Meet our PhD students

Introducing some of our community of students at EPCC.

You can view project posters relating to some of our students' research on EPCC's Zenodo site:
https://zenodo.org/communities/epcc/records?q=&l=list&p=1&s=10&sort=newest 
 

Jakub Adamski

Jakub Adamski 

Jakub.Adamski@ed.ac.uk
Supervisor: Dr Oliver Brown

Jakub Adamski is a second-year PhD candidate investigating high performance simulations of quantum computers. 

I have a joint degree in computer science and physics, which is why I chose to take up quantum computing research as an opportunity to bridge the disciplines. It is exciting to be a part of such a revolutionary field, and to witness it redefine the limits of computation – just like the emergence of digital computers did half a century ago.

Classical simulations of quantum computing are an active area of research, offering an alternative to real quantum hardware, which tends to be expensive and unreliable. Furthermore, while a quantum processor outputs only single probabilistic bitstrings, an emulation can reveal all information about the underlying system without the need to sample from numerous runs. This is why simulations are crucial for the development of the field.

To model quantum circuits, two distinct representations are used. The statevector method is more common, as it updates the state sequentially and in-place. The alternative is to use tensor networks, which can process the circuit in any order, but at the expense of potential information loss. My research was at first centred around existing statevector simulators, but I am now gradually bringing in the tensor networks. Eventually, I intend to develop a brand-new library in C++, which takes advantage of high performance computing by distributing the tensors with MPI.

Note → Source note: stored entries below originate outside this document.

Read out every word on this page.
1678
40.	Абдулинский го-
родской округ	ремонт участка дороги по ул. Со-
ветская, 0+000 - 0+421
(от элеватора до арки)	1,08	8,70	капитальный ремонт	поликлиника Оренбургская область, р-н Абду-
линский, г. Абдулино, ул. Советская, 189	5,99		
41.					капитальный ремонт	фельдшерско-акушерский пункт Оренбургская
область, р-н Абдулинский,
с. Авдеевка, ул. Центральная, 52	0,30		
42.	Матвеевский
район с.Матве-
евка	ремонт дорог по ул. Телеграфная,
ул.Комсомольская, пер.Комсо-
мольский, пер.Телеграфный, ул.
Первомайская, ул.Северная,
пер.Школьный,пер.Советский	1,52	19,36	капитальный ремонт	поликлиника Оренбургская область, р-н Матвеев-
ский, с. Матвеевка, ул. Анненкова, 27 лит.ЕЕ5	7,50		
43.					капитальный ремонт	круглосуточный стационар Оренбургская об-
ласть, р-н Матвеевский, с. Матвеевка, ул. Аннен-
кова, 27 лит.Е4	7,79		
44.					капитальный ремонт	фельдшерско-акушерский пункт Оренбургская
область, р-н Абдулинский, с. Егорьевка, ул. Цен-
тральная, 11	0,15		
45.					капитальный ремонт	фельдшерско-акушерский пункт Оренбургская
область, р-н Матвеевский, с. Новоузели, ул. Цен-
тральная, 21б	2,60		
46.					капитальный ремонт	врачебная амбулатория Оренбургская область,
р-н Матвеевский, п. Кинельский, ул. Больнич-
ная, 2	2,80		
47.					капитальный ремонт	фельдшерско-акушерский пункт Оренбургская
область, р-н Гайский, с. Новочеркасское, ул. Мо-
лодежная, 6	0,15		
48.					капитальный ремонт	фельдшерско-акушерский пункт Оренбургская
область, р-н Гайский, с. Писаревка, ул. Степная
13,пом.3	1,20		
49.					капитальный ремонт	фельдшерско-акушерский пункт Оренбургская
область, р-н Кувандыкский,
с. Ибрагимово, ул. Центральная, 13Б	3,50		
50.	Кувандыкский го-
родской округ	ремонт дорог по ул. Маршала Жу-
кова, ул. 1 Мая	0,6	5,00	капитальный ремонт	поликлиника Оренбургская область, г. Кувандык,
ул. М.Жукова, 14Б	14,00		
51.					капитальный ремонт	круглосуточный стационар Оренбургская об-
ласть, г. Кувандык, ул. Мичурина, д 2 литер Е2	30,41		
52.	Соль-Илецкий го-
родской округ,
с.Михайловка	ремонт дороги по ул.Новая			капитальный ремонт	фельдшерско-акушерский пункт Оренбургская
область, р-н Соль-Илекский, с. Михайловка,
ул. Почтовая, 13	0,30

Outside the university work, I am an active person, enjoying running or hillwalking in the Scottish countryside. I am also an avid astronomy fan, keen on getting good photographs of the Milky Way, or aurora borealis on lucky days. When the weather inevitably worsens, I relax at home and play the keyboard, or get immersed in factory-building video games.

Follow Jakub's work

GitHub: https://github.com/jjacobx
LinkedIn: https://www.linkedin.com/in/kuba-adams/
Personal website: jjacob.xyz

Felicity Anderson

Felicity (Flic) Anderson 

Felicity.Anderson@ed.ac.uk 
Supervisors: Prof. Neil Chue Hong and Dr Julien Sindt

Flic is investigating real-world research software practices amongst academics who write code for their research. 

By mining GitHub repository data for research software projects, I hope to build up a picture of how people interact with their codebases, what software practices are most common amongst their developers, and which of these can be shown to be most effective. 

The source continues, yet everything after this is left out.